Помню, мы ехали в автобусе - (это было после того, как кот Крис, а это был крайне нервный кот, однажды набросился на Фридриха, и решено было, что Фридрих будет ночевать у нас), и говорили о многотрудной жизни в литературе. И вдруг он сказал:
- Я часто вел себя неправильно в жизни.
- Неужели? Как, например?
- А вот так: бывают случаи, когда лучше промолчать, уйти от разговора, не называть некоторых имен. Словом, быть дипломатичным... Вот, например, я плохо отозвался об одном из друзей Эткинда, когда он в последний раз у меня был, и Эткинд на меня обиделся. Надо будет это как-нибудь исправить"*.
______________
* Этого, увы, не произошло: им потом не довелось уже встретиться.
- С этим трудно поспорить, Фридрих, - ответила я. Однако он тут же спохватился и сказал:
- Впрочем, знаете, я такой же эпатажный, как Пушкин, который тоже не был снобом. Сноб дорожит вкусами и манерами высшего общества. Пушкин эту моду и эти манеры знал и нарушал и в большом, и в малом.*
______________
* В статье "Тайна, покрытая лаком" Горенштейн почти дословно повторил эту мысль.
***
Французский культуролог Пьер Бордье в книге "Что значит говорить" рассматривает язык и речь как главное средство борьбы за "место среди живущих". Язык - символическое проявление власти, общение - борьба за превосходство. Умение говорить адекватно расстановке сил в той или иной речевой ситуации - признак социального здоровья, "знак качества". Собственно, этой теме посвящена пьеса Бернарда Шоу "Пигмалион".
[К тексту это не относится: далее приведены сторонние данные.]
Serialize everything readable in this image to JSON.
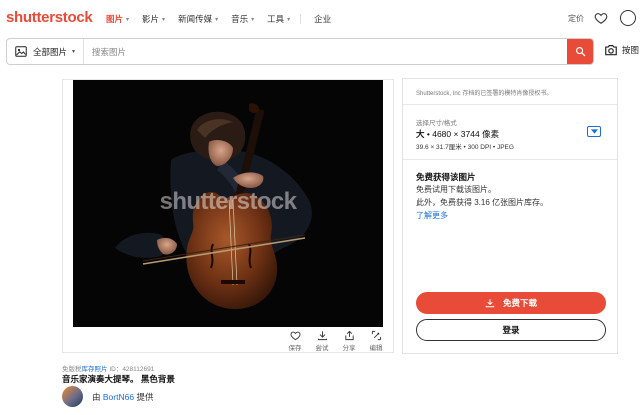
{
  "brand": {
    "logo": "shutterstock",
    "accent": "#e84b37",
    "link_color": "#1a6fd6"
  },
  "nav": {
    "items": [
      {
        "label": "图片",
        "active": true,
        "has_menu": true
      },
      {
        "label": "影片",
        "active": false,
        "has_menu": true
      },
      {
        "label": "新闻传媒",
        "active": false,
        "has_menu": true
      },
      {
        "label": "音乐",
        "active": false,
        "has_menu": true
      },
      {
        "label": "工具",
        "active": false,
        "has_menu": true
      },
      {
        "label": "企业",
        "active": false,
        "has_menu": false
      }
    ],
    "pricing": "定价"
  },
  "search": {
    "category": "全部图片",
    "placeholder": "搜索图片",
    "value": "",
    "image_search_label": "按图"
  },
  "image": {
    "watermark": "shutterstock",
    "actions": [
      {
        "label": "保存",
        "icon": "heart-icon"
      },
      {
        "label": "尝试",
        "icon": "download-icon"
      },
      {
        "label": "分享",
        "icon": "share-icon"
      },
      {
        "label": "编辑",
        "icon": "edit-icon"
      }
    ],
    "meta_prefix": "免版税",
    "meta_link": "库存照片",
    "meta_id_label": "ID：",
    "meta_id": "428112691",
    "title": "音乐家演奏大提琴。 黑色背景",
    "contributor_prefix": "由",
    "contributor_name": "BortN66",
    "contributor_suffix": "提供"
  },
  "panel": {
    "license_text": "Shutterstock, Inc 存档的已签署的模特肖像授权书。",
    "size_label": "选择尺寸/格式",
    "size_name": "大",
    "size_dims": " • 4680 × 3744 像素",
    "size_detail": "39.6 × 31.7厘米 • 300 DPI • JPEG",
    "free_heading": "免费获得该图片",
    "free_line1": "免费试用下载该图片。",
    "free_line2": "此外，免费获得 3.16 亿张图片库存。",
    "learn_more": "了解更多",
    "download_label": "免费下载",
    "login_label": "登录"
  }
}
"Вы слышали ужасное произношение этой уличной девчонки? - спрашивает Хиггинс, - Из-за этого произношения она до конца своих дней обречена оставаться на дне общества. Так вот, сэр, дайте мне три месяца сроку, и я сделаю так, что эта девушка с успехом сойдет за герцогиню на любом посольском приеме. Мало того, она сможет поступить куда угодно в качестве горничной или продавщицы, а для этого, как известно, требуется еще большее совершенство речи. Именно такого рода услуги я оказываю нашим новоявленным миллионерам. А на заработанные деньги занимаюсь научной работой в области фонетики и немного - поэзией в мильтоновском вкусе".
Элиза Дулитл вошла в светское общество, не благодаря образованию, талантам и другим подобным достоинствам, а благодаря приобретенным изящным манерам, одежде и отшлифованному произношению.